Viva la miga

BUENA DIGESTIÓN. “La novedad reside en cómo visten las mesas. La moda es dejarlas desnudas, mondas y lirondas”

09 oct 2016 / 11:04 H.

Es imposible salir a cenar o solo picar en Madrid, u otra gran ciudad española, sin entrar en algún restaurante de los modernos (cristalerías enormes, mobiliario tan informal como dispar y cartas rebosantes de ensaladas y hamburguesas) o terminar atrapado en las emboscadas de aluminio que tienden las miles de terrazas que, a la manera de nidos de ametralladoras, te acechan en la ciudad.

El español vivió siempre en la calle y las tabernas, y ahora más que nunca. Ocurre que el bar, el mesón, la tasca, el chiscón y los rescoldos de ventas mueren; descarnan sus paredes, vuelan las añejas barras de los años setenta y más atrás, y se exhiben las cocinas y sus impolutos pinches como señal higiénica de distinción. Todo es trasparencia e Internet; miles de muchachas y chicos se lanzan a hablar español para llevarse unos euros seguidos muy de cerca por los ojos y la voz de vigilantes quinéticos y envarados que, en ocasiones, parecen los señores del tam-tam del barco de galeotes.
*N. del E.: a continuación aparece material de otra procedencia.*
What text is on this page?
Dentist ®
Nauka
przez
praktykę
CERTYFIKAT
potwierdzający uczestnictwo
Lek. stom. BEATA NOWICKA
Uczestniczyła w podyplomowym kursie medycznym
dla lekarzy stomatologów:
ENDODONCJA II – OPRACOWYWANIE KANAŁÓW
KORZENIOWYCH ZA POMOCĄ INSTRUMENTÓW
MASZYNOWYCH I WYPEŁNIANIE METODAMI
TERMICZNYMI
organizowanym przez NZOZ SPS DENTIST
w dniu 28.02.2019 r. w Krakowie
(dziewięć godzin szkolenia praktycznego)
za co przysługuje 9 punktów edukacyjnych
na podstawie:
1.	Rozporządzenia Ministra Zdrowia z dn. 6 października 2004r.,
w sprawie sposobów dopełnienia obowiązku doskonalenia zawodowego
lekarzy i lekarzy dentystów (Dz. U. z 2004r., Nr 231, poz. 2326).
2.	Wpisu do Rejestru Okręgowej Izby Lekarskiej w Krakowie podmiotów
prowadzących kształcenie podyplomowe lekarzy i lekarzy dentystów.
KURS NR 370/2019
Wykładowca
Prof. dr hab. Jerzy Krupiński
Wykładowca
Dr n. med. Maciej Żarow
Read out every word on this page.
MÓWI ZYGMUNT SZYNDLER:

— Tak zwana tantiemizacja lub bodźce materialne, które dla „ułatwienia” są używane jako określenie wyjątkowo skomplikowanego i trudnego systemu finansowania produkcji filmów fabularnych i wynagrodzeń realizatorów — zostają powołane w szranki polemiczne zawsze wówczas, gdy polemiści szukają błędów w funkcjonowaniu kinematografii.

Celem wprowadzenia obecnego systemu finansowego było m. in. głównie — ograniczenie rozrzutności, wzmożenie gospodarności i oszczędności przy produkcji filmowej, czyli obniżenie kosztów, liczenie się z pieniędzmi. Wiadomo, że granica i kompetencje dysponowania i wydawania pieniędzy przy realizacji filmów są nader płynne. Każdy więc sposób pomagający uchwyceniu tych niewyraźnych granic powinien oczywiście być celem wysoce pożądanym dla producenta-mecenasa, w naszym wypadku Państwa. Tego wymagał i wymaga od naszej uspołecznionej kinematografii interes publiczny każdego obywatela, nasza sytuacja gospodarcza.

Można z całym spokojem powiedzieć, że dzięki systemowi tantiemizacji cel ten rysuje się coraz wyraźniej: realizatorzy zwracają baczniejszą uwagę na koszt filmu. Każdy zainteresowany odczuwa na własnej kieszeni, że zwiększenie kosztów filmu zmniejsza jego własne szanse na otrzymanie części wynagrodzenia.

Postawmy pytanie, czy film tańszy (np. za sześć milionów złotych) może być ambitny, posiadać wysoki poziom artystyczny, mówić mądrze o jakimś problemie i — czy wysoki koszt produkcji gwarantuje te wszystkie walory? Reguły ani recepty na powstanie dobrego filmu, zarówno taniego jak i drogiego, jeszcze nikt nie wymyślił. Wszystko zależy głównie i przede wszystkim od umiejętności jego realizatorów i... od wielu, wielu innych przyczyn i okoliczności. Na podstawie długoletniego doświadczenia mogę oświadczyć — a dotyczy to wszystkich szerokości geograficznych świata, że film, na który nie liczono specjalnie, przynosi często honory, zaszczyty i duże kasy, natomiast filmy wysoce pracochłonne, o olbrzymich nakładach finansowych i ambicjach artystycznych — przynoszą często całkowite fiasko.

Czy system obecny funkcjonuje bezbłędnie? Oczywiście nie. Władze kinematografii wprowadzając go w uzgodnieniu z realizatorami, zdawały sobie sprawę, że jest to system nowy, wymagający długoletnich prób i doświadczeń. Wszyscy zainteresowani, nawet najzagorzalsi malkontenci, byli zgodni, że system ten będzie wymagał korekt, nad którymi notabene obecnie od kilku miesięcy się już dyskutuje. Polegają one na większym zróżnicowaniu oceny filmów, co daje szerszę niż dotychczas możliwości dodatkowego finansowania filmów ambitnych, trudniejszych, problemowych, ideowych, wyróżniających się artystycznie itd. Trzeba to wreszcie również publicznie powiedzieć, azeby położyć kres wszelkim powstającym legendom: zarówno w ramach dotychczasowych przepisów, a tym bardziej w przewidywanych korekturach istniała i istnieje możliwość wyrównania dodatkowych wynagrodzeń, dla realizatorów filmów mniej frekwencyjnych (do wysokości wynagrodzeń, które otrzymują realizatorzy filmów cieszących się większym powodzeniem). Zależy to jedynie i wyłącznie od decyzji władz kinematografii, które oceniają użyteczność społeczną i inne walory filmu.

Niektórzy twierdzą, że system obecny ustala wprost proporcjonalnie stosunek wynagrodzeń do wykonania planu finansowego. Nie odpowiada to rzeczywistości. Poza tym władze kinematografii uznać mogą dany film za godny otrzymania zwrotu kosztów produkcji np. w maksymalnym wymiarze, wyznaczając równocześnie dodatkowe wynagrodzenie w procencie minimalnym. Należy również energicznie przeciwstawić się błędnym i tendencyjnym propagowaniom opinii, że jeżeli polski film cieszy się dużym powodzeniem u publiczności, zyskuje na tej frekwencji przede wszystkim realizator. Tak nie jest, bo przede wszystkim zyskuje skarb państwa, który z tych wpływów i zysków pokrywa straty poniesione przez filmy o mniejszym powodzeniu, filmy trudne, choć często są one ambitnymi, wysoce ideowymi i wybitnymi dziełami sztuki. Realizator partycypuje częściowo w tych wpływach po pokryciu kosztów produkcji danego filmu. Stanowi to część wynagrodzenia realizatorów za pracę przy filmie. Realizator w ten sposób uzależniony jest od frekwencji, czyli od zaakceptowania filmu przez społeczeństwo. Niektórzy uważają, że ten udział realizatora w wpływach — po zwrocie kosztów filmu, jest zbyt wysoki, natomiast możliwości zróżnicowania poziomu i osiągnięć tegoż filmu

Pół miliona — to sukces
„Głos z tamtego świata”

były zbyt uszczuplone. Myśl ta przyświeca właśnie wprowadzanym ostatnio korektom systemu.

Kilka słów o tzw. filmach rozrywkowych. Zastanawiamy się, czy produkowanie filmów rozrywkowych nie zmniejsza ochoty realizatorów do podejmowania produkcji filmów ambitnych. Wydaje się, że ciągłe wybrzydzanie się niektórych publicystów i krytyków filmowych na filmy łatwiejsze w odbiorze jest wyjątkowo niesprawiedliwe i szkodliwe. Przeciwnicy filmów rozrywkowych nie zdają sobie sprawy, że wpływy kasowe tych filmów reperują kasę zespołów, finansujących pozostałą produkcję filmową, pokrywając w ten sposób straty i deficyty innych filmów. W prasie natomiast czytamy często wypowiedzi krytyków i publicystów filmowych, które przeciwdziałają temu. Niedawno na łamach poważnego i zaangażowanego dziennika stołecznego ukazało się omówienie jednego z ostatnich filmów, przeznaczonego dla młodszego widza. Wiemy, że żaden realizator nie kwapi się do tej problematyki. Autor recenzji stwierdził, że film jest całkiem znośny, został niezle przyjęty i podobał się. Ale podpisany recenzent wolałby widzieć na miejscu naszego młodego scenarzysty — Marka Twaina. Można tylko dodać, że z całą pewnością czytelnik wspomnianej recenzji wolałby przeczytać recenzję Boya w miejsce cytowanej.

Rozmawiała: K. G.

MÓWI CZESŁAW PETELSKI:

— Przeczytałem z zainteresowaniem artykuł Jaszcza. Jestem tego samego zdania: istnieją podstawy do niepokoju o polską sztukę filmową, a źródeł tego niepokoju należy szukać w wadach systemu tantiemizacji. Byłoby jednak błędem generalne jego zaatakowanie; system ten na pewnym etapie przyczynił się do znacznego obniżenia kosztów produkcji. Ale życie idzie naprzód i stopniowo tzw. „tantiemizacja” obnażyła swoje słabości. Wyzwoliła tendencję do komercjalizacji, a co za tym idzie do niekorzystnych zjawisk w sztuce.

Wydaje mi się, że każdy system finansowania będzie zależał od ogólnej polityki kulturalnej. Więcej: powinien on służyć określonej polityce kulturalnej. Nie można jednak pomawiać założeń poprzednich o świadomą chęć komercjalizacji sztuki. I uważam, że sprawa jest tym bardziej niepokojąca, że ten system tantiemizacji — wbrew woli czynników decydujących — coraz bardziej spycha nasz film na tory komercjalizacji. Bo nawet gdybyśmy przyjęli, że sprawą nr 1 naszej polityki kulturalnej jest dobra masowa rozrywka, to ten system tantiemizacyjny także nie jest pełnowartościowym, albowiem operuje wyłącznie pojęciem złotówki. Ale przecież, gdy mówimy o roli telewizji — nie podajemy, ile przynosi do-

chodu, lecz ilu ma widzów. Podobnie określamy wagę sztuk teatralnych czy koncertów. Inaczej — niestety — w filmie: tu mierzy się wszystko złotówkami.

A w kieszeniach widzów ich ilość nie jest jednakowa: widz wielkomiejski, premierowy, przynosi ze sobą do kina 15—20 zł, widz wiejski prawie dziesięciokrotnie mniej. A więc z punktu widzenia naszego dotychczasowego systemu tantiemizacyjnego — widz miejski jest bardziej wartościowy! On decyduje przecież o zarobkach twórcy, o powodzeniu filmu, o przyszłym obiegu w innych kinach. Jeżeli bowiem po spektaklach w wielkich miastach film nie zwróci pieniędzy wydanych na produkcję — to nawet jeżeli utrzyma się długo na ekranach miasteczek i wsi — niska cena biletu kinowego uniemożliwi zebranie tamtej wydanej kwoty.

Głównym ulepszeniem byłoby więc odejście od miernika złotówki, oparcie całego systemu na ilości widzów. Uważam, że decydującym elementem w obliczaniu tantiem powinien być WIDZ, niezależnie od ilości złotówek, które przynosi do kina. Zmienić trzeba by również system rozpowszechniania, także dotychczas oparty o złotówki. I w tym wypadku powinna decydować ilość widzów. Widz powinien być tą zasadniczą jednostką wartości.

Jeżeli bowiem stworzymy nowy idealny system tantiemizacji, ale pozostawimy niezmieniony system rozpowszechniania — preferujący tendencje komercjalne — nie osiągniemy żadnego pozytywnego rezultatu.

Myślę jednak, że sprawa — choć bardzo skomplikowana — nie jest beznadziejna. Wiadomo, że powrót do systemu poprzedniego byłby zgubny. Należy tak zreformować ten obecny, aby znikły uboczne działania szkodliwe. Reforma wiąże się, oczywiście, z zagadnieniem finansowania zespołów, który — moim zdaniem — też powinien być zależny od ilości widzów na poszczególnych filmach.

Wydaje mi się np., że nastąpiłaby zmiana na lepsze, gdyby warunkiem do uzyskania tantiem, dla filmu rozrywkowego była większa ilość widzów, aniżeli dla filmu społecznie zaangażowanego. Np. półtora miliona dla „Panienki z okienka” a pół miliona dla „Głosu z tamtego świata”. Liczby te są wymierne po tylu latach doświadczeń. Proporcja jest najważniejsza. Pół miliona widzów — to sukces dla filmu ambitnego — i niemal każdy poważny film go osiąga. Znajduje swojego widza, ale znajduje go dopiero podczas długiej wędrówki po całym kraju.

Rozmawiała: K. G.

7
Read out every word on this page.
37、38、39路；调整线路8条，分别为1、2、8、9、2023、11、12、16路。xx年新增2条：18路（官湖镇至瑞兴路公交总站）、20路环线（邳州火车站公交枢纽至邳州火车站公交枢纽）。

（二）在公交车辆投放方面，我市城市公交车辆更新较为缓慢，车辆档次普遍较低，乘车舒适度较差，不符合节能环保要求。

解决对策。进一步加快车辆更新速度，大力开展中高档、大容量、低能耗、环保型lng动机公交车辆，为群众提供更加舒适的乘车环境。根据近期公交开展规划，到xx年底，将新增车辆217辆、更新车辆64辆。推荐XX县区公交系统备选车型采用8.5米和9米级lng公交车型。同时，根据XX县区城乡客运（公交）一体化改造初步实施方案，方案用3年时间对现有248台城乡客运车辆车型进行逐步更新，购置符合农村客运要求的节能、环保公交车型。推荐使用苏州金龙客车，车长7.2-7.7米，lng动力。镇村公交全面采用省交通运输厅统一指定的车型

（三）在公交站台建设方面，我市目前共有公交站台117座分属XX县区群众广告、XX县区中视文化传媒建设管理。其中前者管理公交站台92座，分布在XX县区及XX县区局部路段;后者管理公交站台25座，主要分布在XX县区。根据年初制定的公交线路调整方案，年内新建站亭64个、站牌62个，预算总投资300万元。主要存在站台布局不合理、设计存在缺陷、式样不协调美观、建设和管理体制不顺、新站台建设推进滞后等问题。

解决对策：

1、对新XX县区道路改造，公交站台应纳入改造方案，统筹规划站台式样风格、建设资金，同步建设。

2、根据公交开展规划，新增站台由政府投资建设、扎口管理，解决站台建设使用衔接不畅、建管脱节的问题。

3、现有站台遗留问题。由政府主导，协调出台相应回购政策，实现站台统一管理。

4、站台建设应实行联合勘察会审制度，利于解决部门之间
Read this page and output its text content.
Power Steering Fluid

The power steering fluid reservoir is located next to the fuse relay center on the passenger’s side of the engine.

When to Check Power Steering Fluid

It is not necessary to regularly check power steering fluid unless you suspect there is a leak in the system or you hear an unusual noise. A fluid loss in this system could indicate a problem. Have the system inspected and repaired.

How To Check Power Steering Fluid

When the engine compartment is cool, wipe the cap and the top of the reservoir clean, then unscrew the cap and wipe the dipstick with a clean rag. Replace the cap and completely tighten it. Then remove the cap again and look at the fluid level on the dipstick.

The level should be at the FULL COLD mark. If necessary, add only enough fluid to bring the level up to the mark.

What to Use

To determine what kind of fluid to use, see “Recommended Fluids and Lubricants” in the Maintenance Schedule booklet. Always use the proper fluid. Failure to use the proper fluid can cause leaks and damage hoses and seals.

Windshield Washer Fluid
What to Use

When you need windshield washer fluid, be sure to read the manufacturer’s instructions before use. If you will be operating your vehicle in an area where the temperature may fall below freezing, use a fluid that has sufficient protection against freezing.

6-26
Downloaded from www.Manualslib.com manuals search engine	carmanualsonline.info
En estas salas, algunas enormes y mínimas la mayoría, aunque todas ellas incómodas, se cuelan el ruido y el estrés urbanos como el humo y la suciedad abraza a las terrazas a modo de enredaderas de nuestro tiempo. Un viernes cualquiera a las nueve de la noche pudieran parecer inocentes y placenteros lugares para comer y compartir, vamos, como si hubieran copiado la calma de los Starbucks (lugares que también se agotan), pero pasadas las diez aquello es un correteo de grupos humanos arrebatados tras las ensaladas, los tartares y la cerveza. Y cuando las once de la noche han dado, son enormes pelotones humeantes de criaturas desatadas en conversaciones desbordadas y risas histriónicas.

Hace dos o tres años, cuando amanecieron estos locales, parecían incluso originales, o acaso lo fueron en realidad, pero tuvieron la desgracia de caer en gracia y concluir siendo un éxito. A partir de entonces se inicia su copia sistemática, se les clona y exporta hacia todos lados y su originalidad acaba siendo triturada como el patrón de pantalón de éxito que explotó Zara o la televisión que mutó toda en basura tras el éxito de Gran Hermano.

En estos lugares se engulle siempre lo mismo con independencia de cómo llamen al plato, postre o combinado. Al igual que no hay carta de vinos en España en la que no aparezca el Cune, en estos no puede faltar el rulo de queso de cabra (o lo que quiera que sea ese engrudo blanquecino que llega con trazas de suero). Y muchos más: ensalada de quinoa con langostinos y tomates aliñados; tartar de salmón con aguacate y...; tartar de atún picante, salsa de...; tacos fritos de pollo; quesadillas de...; rollitos de verdura; hamburguesaaaasss...

Pero la gran novedad reside en cómo visten las mesas. La moda es dejarlas desnudas, mondas y lirondas. Lo normal es que la tabla que te espera en reserva aparezca tachonada por dos, cuatro, seis vasos de vidrio tosco, un manojito de supuestas flores allí pinchado en una latilla, maceterillo, corcho o cartón escoltado por sendos botes de salsa, uno de ellos de kétchup siempre. Uno espera que al sentarse esa camarera sonriente, que es checa y erasmus, coloque los mantelillos de plástico calado (chinos o vietnamitas de 1,20 la media docena) para disimular las migas y ocultar en parte la superficie desvaída de la mesa de contrachapado o rejilla metálica a punto del óxido. Pero no, lo que mola ahora es comer sobre la misma mesa; adiós hules, good bye manteles, a rivederchi plastiquillos graciosos.

En las últimas fechas, esas alambradas de restaurante y terrazas que te aprisionan en la ciudad me han retenido en algunos de estos establecimientos donde se muerde el polvo de la novísima modernidad tramposa. Recuerdo el restaurante El Columpio (Caracas, 10), un enorme salón en el que conviven las rabas más ricas con el mejor ruido del momento, o Dinamo (Trafalgar, 7) copia de esta moda plato a plato, mirada a mirada; y el Pim Pam (Sandoval 15). En este local, recién abierto y con unos dueños dispuestos a agradar, ocurrió que al acabar un interminable tratar de cecina de vaca descubrimos que las migas de pan habían invadido la totalidad de la mesas de contrachapado dibujando una pequeña marabunta de larvas blanquecinas e inertes. Ni en los mesones más turbios de la España de los sesenta y setenta se vieron tales esturreos. Entonces, acaso porque el pan era de verdad, la miga era más discreta. Ya conocemos otra industria que ha entrado en crisis: las lavanderías industriales.